Oleh karena itu, berhubungan intim 1-2 hari sebelum masa ovulasi akan memperbesar kemungkinan mendapatkan anak perempuan. Dan berhubungan intim dalam masa 12 jam setelah sel telur matang dilepaskan, akan memperbesar kemungkinan mendapatkan anak laki-laki.

Daging dan Sayur
Mengupayakan jenis kelamin anak juga dapat dikaitkan dengan konsumsi jenis makanan tertentu. Misalnya jika ingin anak perempuan, istri harus lebih banyak makan daging dan suami lebih banyak makan sayuran.
Jika ingin anak laki-laki, sang istri harus lebih banyak makan sayuran sementara suami lebih banyak makan daging. Menurut Ryan, alasan konsumsi makanan tertentu ini tak ubahnya dengan membasuh vagina dengan cuka maupun soda kue. Intinya, sama-sama mengupayakan suasana asam ataupun netral pada vagina, sehingga didapat jumlah sperma XX dan XY yang lebih dominan.
Mengonsumsi lebih banyak sumber nabati seperti sayuran dibandingkan sumber protein hewani, dipercaya dapat mempengaruhi suasana vagina menjadi lebih netral. Sehingga, bila dikombinasi dengan suami yang mengonsumsi daging dapat meningkatkan produksi sperma, dan memperbesar kemungkinan didapat anak laki-laki.
Sedangkan jika istri mengonsumsi lebih banyak daging, kemudian akan meningkatkan suasana asam pada vagina. Dikombinasi dengan suami yang lebih banyak mengonsumsi sayuran yang dapat membuat produksi sperma tak setinggi bila mengonsumsi banyak protein hewani dapat meningkatkan kemungkinan didapatkan anak perempuan.

Sistim Kalender
Selain cara-cara yang dipaparkan sebelumnya, Anthony juga mengemukakan metode mendapatkan anak laki-laki maupun perempuan berdasarkan bulan-bulan tertentu. Metode ini didapatnya ketika belajar akupuntur di negeri Cina.
Setelah Anthony berhasil mengkonversi penanggalan Cina ke dalam kalender yang umum digunakan di Indonesia, didapatkan hasil berupa tabel. Cara menggunakannya, usia ibu + 1 lalu lihat pada kolom bagian usia diatas. Cari jenis kelamin anak yang diinginka, tarik ke kiri untuk mendapatkan bulan-bulan dilakukan pembuahan,
Misalnya, wanita berusia 20 tahun bisa mengupayakan mendapat bayi laki-laki pada bulan Januari(lihat tabel).
Untuk usia ibu, memang perlu ditambah satu karena tabel masih menggunakan hitungan usia berdasarkan kalender Cina.
Namun menurut Anthony, cara ini hanya efektif dilakukan pada wanita yang memiliki siklus menstruasi normal dan teratur, serta memiliki jeda sekitar 28 hari. Di luar itu, cara ini tak bisa dikatakan efektif, bahkan tidak dijamin keakuratannya.
Di samping itu, Anthony pun menyarankan agar sang suami turut menjaga kualitas spermanya dengan menjaga kesehatan dan menahan hasrat seksual sampai 3 hari menjelang ovulasi. Sehingga akan didapatkan jumlah sperma yang cukup untuk mengupayakan kehamilan. (Tabloid Nova 17 -23 November 2008)

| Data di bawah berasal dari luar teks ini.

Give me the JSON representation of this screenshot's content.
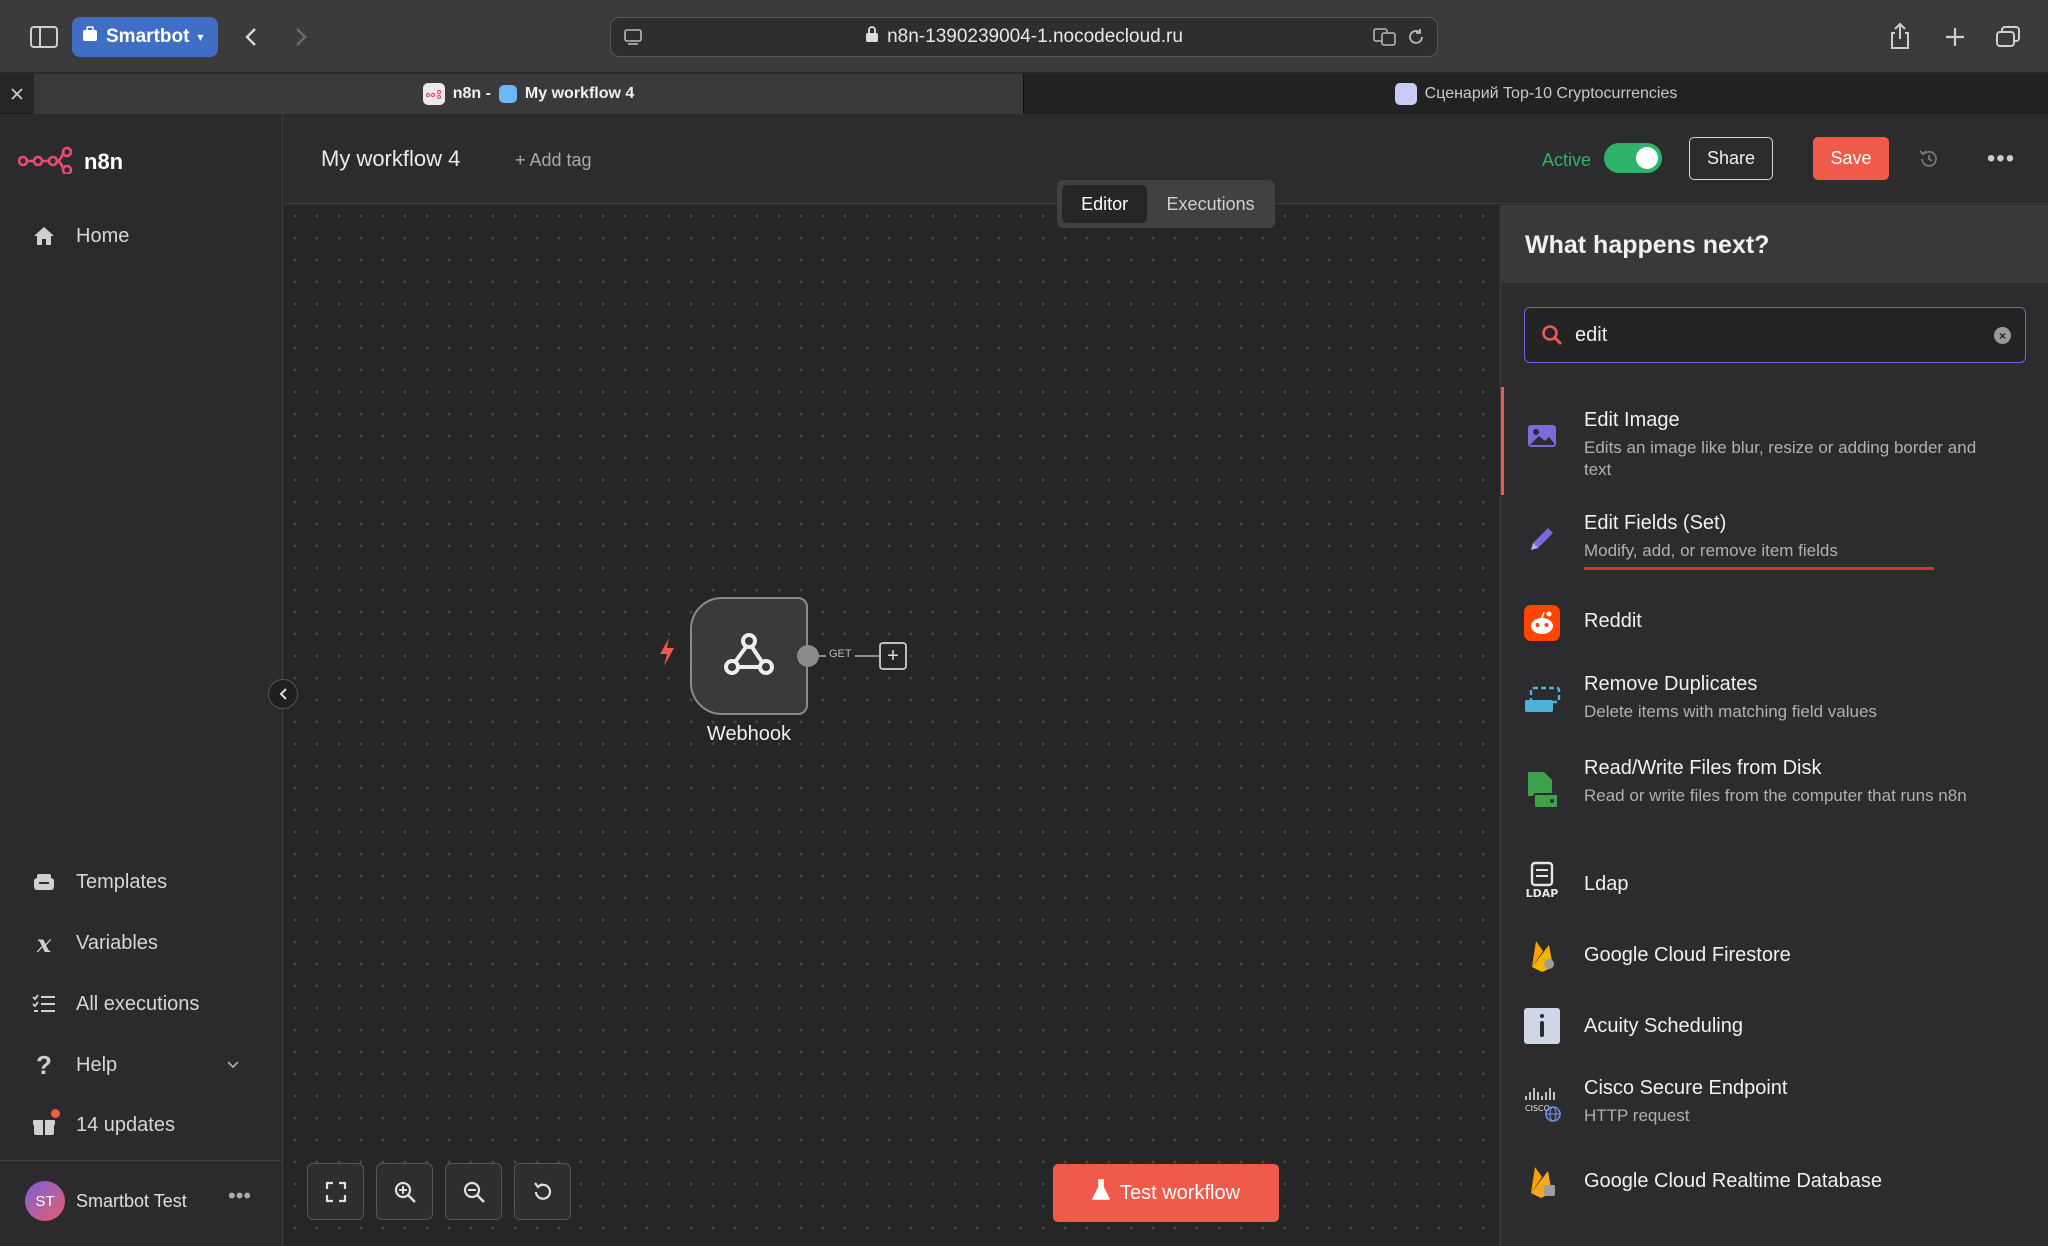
{
  "browser": {
    "profile_label": "Smartbot",
    "url": "n8n-1390239004-1.nocodecloud.ru",
    "tabs": [
      {
        "label": "n8n - ",
        "label2": "My workflow 4"
      },
      {
        "label": "Сценарий Top-10 Cryptocurrencies"
      }
    ]
  },
  "sidebar": {
    "logo_text": "n8n",
    "top_items": [
      {
        "label": "Home",
        "icon": "home-icon"
      }
    ],
    "bottom_items": [
      {
        "label": "Templates",
        "icon": "templates-icon"
      },
      {
        "label": "Variables",
        "icon": "variables-icon"
      },
      {
        "label": "All executions",
        "icon": "executions-list-icon"
      },
      {
        "label": "Help",
        "icon": "help-icon"
      },
      {
        "label": "14 updates",
        "icon": "gift-icon"
      }
    ],
    "user": {
      "initials": "ST",
      "name": "Smartbot Test"
    }
  },
  "header": {
    "workflow_title": "My workflow 4",
    "add_tag_label": "+ Add tag",
    "active_label": "Active",
    "active": true,
    "share_label": "Share",
    "save_label": "Save",
    "mode_tabs": [
      {
        "label": "Editor",
        "active": true
      },
      {
        "label": "Executions",
        "active": false
      }
    ]
  },
  "canvas": {
    "node": {
      "label": "Webhook",
      "edge_label": "GET"
    },
    "test_button_label": "Test workflow"
  },
  "panel": {
    "title": "What happens next?",
    "search_value": "edit",
    "results": [
      {
        "name": "Edit Image",
        "desc": "Edits an image like blur, resize or adding border and text",
        "icon": "image-icon",
        "color": "#7d6ad9"
      },
      {
        "name": "Edit Fields (Set)",
        "desc": "Modify, add, or remove item fields",
        "icon": "pencil-icon",
        "color": "#7d6ad9"
      },
      {
        "name": "Reddit",
        "desc": "",
        "icon": "reddit-icon",
        "color": "#ff4500"
      },
      {
        "name": "Remove Duplicates",
        "desc": "Delete items with matching field values",
        "icon": "remove-duplicates-icon",
        "color": "#4fb3d9"
      },
      {
        "name": "Read/Write Files from Disk",
        "desc": "Read or write files from the computer that runs n8n",
        "icon": "file-disk-icon",
        "color": "#3fa14b"
      },
      {
        "name": "Ldap",
        "desc": "",
        "icon": "ldap-icon",
        "color": "#e6e6e6"
      },
      {
        "name": "Google Cloud Firestore",
        "desc": "",
        "icon": "firestore-icon",
        "color": "#f5b400"
      },
      {
        "name": "Acuity Scheduling",
        "desc": "",
        "icon": "acuity-icon",
        "color": "#cfd6e6"
      },
      {
        "name": "Cisco Secure Endpoint",
        "desc": "HTTP request",
        "icon": "cisco-icon",
        "color": "#e6e6e6"
      },
      {
        "name": "Google Cloud Realtime Database",
        "desc": "",
        "icon": "firebase-icon",
        "color": "#f5a623"
      }
    ]
  },
  "colors": {
    "accent": "#f05a4a",
    "active_green": "#2fb36b",
    "annotation_red": "#e52f25"
  }
}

Namun, kembali lagi, senjata yang paling ampuh untuk mendapatkan anak yang diinginkan adalah berdoa kepada Allah. Dan doa yang berhasil dikabulkan Allah adalah doa orang-orang yang mau mengikuti mau-Nya Allah.
Apa saja yang dimaui Allah kepada kita, pasangan suami istri?
Kerjakanlah perintah-Nya dan jauhilah larangan-Nya.
When My servants ask thee concerning Me, I am indeed close (to them): I respond to the prayer of every suppliant when he calleth on Me: Let them also, with a will, Listen to My call, and believe in Me: That they may walk in the right way.
Dan apabila hamba-hamba-Ku bertanya kepadamu tentang Aku, maka (jawablah), bahwasanya Aku adalah dekat. Aku mengabulkan permohonan orang yang berdoa apabila ia memohon kepada-Ku, maka hendaklah mereka itu memenuhi (segala perintah) Ku dan hendaklah mereka beriman kepada-Ku, agar mereka selalu berada dalam kebenaran. (QS 2:186)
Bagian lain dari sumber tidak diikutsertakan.